The master list is available in both Excel and Access.

I have limited knowledge of Excel (and less of Access) and have not yet been able to figure out how to do this.

Can this be done? If so, how?

What are you ultimately trying to do? (Why are you entering the data again, and into what, if it’s already in an Excel/Access list?)

Would setting the abbreviation column as the Primary Key work? I think that’ll make it act as an ID that you can use to get the other fields.

The master list of waypoints is just waypoints. The spreadsheets that they get entered into are flightlog forms that work out time, distance, fuel used etc. These flightlogs only have some of the waypoints.

I have, in the past, just entered it all in manually but it would be nice to automate it.

One option I have thought of is to do as you suggest and set the abbreviation column as primary, then cut and paste the resulting information across to the spreadsheet. However, I have had access for about 3 days and don’t even know enough to be able to make sense of the help files, so I have been unsuccessfull getting data transferred from the main table to another one. Also, the flights often have a waypoint occuring twice (normally the departure and arrival airport) so it won’t allow me to assign primary to any field that has the duplicated data.

Hmm… in Excel, you use the “=LOOKUP” function to retrieve a value, using a search term, from the same row.

Take a look at this very simple spreadsheet to see what I mean.

Unforutnately, my knowledge of Excel is very limited and you’ll need to tinker with it to make it accept the previous waypoint’s longitude and latitude instead of the current waypoint’s (in order to calculate distance).

Or you could first use lookup to copy all the data from the master list into a series of hidden columns in the flightlog and then use that local copy to perform the distance and fuel calculations… might be easier.

Wish I knew more about Excel, sorry. Maybe somebody else has a better solution…

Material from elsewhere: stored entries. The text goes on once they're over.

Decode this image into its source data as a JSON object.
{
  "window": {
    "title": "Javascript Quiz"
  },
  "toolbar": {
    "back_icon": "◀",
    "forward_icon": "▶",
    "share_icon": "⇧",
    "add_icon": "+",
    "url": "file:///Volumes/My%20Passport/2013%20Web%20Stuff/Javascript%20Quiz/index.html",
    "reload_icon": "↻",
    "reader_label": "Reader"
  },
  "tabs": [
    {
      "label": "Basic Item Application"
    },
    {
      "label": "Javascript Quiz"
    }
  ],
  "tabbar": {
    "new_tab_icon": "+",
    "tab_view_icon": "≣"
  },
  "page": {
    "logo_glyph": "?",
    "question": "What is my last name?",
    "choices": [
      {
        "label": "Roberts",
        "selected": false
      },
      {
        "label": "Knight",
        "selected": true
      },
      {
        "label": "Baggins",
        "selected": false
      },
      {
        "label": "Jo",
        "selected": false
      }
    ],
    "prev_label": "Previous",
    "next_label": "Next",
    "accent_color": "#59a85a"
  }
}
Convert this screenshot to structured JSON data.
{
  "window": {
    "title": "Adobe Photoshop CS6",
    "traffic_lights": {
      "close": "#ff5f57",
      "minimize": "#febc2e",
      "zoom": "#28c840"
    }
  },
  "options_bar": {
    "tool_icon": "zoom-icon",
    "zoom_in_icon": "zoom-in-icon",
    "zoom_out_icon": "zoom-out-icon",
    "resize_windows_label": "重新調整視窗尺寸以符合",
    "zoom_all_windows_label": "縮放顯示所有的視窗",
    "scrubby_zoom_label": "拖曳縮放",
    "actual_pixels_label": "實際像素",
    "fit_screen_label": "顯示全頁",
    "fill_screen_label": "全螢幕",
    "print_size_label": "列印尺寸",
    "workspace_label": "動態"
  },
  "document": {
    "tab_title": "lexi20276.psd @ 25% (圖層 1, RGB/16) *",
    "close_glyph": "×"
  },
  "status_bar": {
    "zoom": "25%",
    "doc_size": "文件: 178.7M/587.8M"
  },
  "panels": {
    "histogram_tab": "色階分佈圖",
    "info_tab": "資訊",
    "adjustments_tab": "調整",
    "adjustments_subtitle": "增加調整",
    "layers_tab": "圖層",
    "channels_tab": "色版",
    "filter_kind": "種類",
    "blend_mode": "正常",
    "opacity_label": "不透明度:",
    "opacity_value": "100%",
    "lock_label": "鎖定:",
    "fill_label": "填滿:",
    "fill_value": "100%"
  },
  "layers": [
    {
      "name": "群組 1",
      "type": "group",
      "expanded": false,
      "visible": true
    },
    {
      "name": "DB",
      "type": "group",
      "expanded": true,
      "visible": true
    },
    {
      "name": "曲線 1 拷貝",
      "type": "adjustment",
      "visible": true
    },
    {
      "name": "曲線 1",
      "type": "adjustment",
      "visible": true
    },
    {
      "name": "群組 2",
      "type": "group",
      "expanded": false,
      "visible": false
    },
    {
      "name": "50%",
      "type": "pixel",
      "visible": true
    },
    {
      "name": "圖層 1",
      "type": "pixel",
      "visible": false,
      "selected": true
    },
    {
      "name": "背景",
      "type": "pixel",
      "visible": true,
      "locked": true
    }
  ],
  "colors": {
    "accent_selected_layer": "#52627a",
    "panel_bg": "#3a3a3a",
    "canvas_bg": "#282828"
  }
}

In the reference worksheet with the waypoints
Set up columns like this:

in column A list the abbreviations
in column B list the name
in column C list thge latitude
in column D list the londitude.

On the entry worksheet enter the abbreviation in column A
in column B enter =VLOOKUP($A1,Sheet1!$A:$D,2,false)
copy this into column C and column D all that will change is ,2, to point to column 3 and 4 of the lookup.

The formula just says look up the value in cell A1 of this sheet, in column A of sheet1 and bring back the value in the next column. The false is so that it returns an error if the abbreviation is not found.

Copy to the bottom of your input worksheet. Also set data/validation for the input column to pick from the list of abbreviations so that if you are entering the same thing all the time you can just pick from a drop down by typing at most one letter.

Reply, I only needed it to pick out the current waypoints details, the distance calculation is done on another part of the sheet, so you were on the right track.

The sheet had been done by someone else long before I joined the company but it had had a lot of errors in it (mainly due to users accidently deleting formulae). I’m just in the process of fixing things and adding bits and pieces for my own satisfaction.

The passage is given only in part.